The apology should be made in the local and national paper for 4
consecutive weeks from the date of this order at the respondents'
expense.
14.
This matter is urgent in that if time lapses the issue will lose its
worth. I have no ordinary remedy at law other than for and order in
terms of the draft hereto annexed.”
The
District Administrator for Masvingo suffered the agony and clearly
the indignity of commissioning this founding affidavit….,.
Without
much ado all I can say is that there is absolutely nothing urgent
about this “application” if I can even call it an application.
The so-called urgent chamber application is clearly bogus. There is
absolutely nothing in the papers showing what constitutes urgency in
this matter. What is the impending harm to the applicant or his
interests? What is the irreparable harm the applicant would suffer if
this matter is not allowed to jump the queue?
The
long and short of it all is that the papers filed by the applicant do
not even disclose a cause of action. They even do not make sense at
all. All what the applicant is saying is that he felt insulted while
he was enjoying his meal (sadza and meat) at Jerera Growth point in
Zaka. For that inconvenience he believes he can rush to this court
and seek an incomprehensible remedy on an urgent basis. The applicant
should be a very litigious person to say the least. This is clearly
taking the High Court for granted.
In
conclusion, therefore, these papers do not make a case at all and it
is trite that an application falls on the founding affidavit.

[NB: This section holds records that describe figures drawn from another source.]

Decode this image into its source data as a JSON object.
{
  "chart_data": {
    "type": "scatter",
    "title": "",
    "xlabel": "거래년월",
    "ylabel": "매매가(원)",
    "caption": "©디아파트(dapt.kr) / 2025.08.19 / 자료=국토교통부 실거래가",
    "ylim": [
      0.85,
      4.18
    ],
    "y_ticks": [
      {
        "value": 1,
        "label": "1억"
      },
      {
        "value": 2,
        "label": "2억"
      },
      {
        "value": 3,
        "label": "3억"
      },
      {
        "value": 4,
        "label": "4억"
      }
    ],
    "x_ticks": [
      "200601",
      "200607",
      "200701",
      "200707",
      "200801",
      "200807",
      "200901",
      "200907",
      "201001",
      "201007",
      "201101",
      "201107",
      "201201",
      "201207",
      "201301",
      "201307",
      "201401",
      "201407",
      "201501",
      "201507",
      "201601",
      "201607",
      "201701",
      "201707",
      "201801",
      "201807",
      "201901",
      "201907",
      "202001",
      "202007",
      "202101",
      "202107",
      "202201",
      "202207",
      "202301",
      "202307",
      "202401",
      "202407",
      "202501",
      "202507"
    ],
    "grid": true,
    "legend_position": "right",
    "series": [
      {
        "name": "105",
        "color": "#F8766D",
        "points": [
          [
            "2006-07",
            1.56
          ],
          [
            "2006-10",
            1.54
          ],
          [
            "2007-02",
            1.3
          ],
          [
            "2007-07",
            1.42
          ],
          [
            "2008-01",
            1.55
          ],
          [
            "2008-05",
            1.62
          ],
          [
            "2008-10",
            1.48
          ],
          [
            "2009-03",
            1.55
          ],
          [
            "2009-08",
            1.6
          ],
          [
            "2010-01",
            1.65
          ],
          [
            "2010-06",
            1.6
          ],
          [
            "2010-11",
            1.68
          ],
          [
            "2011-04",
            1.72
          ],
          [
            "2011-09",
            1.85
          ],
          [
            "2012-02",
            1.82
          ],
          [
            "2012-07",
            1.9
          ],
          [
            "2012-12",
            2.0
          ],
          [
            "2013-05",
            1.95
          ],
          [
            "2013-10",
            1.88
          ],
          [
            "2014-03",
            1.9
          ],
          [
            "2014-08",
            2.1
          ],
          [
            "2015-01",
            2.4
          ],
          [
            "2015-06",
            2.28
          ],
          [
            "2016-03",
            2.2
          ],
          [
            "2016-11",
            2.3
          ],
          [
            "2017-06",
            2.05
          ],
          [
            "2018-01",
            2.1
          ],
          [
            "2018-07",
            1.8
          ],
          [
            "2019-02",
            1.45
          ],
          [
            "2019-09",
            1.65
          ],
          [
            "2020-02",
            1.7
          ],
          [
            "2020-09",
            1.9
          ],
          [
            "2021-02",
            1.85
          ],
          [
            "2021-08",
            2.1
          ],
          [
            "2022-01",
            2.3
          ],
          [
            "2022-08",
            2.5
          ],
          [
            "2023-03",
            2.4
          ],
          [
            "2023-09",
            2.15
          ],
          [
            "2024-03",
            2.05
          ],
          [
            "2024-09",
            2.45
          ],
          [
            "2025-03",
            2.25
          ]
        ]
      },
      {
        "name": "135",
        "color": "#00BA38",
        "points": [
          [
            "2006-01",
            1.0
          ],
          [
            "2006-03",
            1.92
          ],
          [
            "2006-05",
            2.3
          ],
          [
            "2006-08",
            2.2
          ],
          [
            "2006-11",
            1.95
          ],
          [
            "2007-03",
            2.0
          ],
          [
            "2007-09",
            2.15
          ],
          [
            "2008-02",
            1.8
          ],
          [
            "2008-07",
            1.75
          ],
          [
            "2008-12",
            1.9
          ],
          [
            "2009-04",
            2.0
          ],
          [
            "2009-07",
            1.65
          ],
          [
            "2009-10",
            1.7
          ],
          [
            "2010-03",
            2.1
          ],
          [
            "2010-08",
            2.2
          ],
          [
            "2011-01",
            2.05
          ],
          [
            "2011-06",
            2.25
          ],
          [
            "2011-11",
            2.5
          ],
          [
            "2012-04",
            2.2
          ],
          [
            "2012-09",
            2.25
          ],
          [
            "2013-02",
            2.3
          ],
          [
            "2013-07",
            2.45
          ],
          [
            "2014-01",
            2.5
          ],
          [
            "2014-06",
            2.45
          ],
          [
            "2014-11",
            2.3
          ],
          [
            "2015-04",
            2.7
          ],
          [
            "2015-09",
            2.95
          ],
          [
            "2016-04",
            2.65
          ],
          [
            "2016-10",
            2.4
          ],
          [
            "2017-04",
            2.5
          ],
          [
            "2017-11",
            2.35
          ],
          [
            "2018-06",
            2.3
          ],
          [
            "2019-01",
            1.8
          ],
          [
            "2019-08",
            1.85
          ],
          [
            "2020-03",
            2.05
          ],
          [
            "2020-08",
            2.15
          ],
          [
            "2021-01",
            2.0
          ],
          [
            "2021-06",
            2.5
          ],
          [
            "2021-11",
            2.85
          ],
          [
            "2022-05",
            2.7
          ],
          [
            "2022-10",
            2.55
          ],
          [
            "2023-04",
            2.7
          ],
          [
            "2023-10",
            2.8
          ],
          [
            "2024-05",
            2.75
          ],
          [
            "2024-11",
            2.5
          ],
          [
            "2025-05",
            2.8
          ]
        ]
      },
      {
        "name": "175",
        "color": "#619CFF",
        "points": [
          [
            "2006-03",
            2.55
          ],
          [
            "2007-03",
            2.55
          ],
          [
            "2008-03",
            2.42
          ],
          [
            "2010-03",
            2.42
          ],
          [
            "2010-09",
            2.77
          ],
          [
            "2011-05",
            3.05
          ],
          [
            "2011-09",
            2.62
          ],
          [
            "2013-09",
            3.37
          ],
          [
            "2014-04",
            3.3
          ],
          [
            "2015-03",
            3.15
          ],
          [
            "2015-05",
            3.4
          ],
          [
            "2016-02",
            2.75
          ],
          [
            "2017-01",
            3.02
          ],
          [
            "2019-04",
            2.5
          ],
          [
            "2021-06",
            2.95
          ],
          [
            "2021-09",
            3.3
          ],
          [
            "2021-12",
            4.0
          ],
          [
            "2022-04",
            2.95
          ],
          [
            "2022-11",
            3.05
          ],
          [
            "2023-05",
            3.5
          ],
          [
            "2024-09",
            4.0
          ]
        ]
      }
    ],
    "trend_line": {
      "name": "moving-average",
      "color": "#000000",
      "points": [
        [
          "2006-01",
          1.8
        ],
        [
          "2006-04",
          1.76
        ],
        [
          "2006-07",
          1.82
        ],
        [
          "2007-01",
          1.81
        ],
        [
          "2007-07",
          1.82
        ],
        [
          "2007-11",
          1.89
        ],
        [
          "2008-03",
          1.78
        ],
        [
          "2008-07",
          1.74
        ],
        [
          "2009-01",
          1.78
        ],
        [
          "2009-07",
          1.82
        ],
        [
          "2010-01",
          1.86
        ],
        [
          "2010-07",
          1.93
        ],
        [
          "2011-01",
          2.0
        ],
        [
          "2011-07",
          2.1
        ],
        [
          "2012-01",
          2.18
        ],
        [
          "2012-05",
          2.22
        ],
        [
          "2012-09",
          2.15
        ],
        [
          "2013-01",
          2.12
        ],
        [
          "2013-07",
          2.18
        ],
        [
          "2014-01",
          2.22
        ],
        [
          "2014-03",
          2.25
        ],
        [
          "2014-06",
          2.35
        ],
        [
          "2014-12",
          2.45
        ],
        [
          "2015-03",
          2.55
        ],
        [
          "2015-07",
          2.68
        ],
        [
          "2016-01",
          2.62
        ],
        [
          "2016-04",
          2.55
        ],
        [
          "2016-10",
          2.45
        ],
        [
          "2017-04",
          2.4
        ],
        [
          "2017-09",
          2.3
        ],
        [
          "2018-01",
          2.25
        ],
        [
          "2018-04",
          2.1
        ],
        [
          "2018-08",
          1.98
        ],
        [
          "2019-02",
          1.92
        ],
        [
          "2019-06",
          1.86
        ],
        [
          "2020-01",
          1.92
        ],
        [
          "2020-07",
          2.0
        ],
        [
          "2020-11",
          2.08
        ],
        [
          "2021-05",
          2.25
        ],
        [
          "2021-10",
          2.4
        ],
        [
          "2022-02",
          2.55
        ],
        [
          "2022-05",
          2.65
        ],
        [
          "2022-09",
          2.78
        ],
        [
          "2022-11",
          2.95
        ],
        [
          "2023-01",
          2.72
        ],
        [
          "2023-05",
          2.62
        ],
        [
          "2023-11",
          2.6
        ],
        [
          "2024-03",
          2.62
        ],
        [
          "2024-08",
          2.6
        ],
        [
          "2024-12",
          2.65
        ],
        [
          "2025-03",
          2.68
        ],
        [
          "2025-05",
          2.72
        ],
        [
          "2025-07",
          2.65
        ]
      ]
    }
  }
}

The
application does not even begin to be an application without a cause
of action. Clearly it has no merit.
All
the applicant has managed to do is to attract the precious attention
of this court's time. Maybe his only reward or consolation is this
judgment which he can always flaunt to show that he instituted some
proceedings in the High Court.
Accordingly,
the application be and is hereby dismissed with no order as to costs.